I joke that F# is kinda “easy-button Rust” lol

My impression - the people who use it historically (and I've met a few) aren't the companies that typically proponent open source software and the like. They are "closed source" shops (e.g. finance, insurance, etc). Even I am not willing to post on more than a throwaway account. I'm currently using it for large scale production systems in a very large public company powering a large data volume product with very high peaks of customer traffic and it works a treat. We decided to try C# 9 after some F# because "higher management" - compared to F# the dev's have found it verbose and painful still, despite the new features.
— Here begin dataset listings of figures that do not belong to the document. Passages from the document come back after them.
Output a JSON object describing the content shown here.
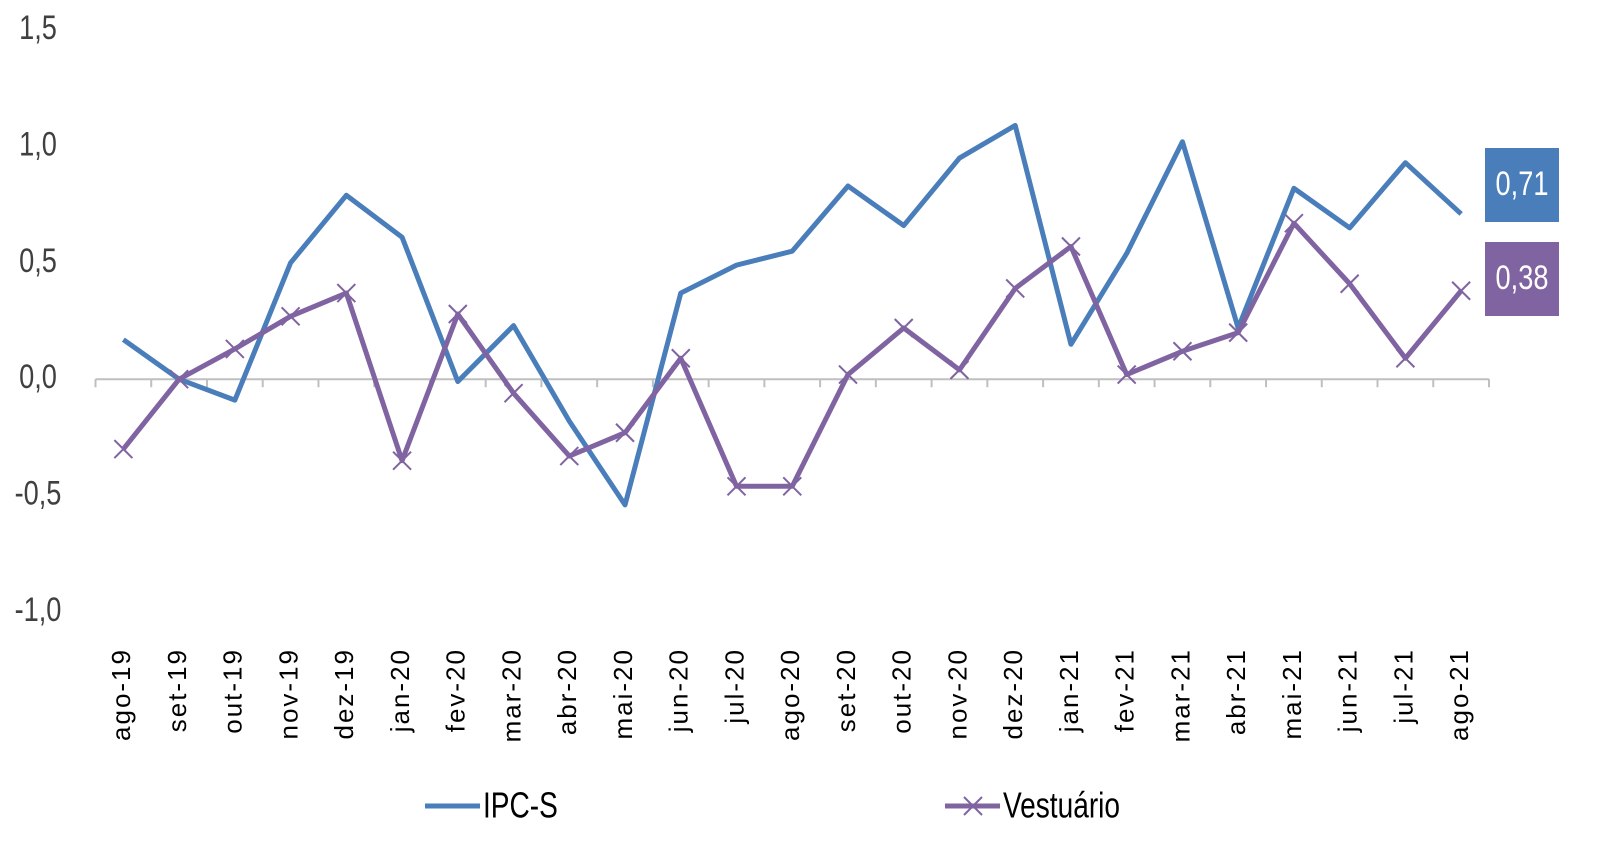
{
  "chart_data": {
    "type": "line",
    "categories": [
      "ago-19",
      "set-19",
      "out-19",
      "nov-19",
      "dez-19",
      "jan-20",
      "fev-20",
      "mar-20",
      "abr-20",
      "mai-20",
      "jun-20",
      "jul-20",
      "ago-20",
      "set-20",
      "out-20",
      "nov-20",
      "dez-20",
      "jan-21",
      "fev-21",
      "mar-21",
      "abr-21",
      "mai-21",
      "jun-21",
      "jul-21",
      "ago-21"
    ],
    "series": [
      {
        "name": "IPC-S",
        "color": "#4a7ebb",
        "marker": "none",
        "values": [
          0.17,
          0.0,
          -0.09,
          0.5,
          0.79,
          0.61,
          -0.01,
          0.23,
          -0.18,
          -0.54,
          0.37,
          0.49,
          0.55,
          0.83,
          0.66,
          0.95,
          1.09,
          0.15,
          0.54,
          1.02,
          0.22,
          0.82,
          0.65,
          0.93,
          0.71
        ],
        "value_labels": [
          null,
          null,
          null,
          null,
          null,
          null,
          null,
          null,
          null,
          null,
          null,
          null,
          null,
          null,
          null,
          null,
          null,
          null,
          null,
          null,
          null,
          null,
          null,
          null,
          "0,71"
        ]
      },
      {
        "name": "Vestuário",
        "color": "#8064a2",
        "marker": "x",
        "values": [
          -0.3,
          0.0,
          0.13,
          0.27,
          0.37,
          -0.35,
          0.28,
          -0.06,
          -0.33,
          -0.23,
          0.09,
          -0.46,
          -0.46,
          0.02,
          0.22,
          0.04,
          0.39,
          0.57,
          0.02,
          0.12,
          0.2,
          0.67,
          0.41,
          0.09,
          0.38
        ],
        "value_labels": [
          null,
          null,
          null,
          null,
          null,
          null,
          null,
          null,
          null,
          null,
          null,
          null,
          null,
          null,
          null,
          null,
          null,
          null,
          null,
          null,
          null,
          null,
          null,
          null,
          "0,38"
        ]
      }
    ],
    "ylim": [
      -1.0,
      1.5
    ],
    "yticks": [
      {
        "value": -1.0,
        "label": "-1,0"
      },
      {
        "value": -0.5,
        "label": "-0,5"
      },
      {
        "value": 0.0,
        "label": "0,0"
      },
      {
        "value": 0.5,
        "label": "0,5"
      },
      {
        "value": 1.0,
        "label": "1,0"
      },
      {
        "value": 1.5,
        "label": "1,5"
      }
    ],
    "grid": false
  }
}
The productivity benefits are small and sprinkled - I don't personally think there isn't one "killer feature/app". It isn't just one thing, its little things that add up. Given the team jumped from other ecosystems (e.g. Go/Node/etc) they found F# easier to approach than C#. This is the perspective of the team I run and it comes up in PR comments (I do less code writing these days). Comments like "don't have to do this in F#", or "we need a framework for this because C#" are known to occur. Easier unit test writing, less dep injection headaches, concise function passing, easier inlining of math for perf, easy mocking/stubbing, unions, etc etc.

The big weakness to me is that the people that use it typically don't want to flaunt it, and that means good mentoring, the best/simple patterns to use, etc and management buy-in are not really public. Communities that you can join are not into large scale apps, meaning good scalable patterns and lessons learnt are hard to find.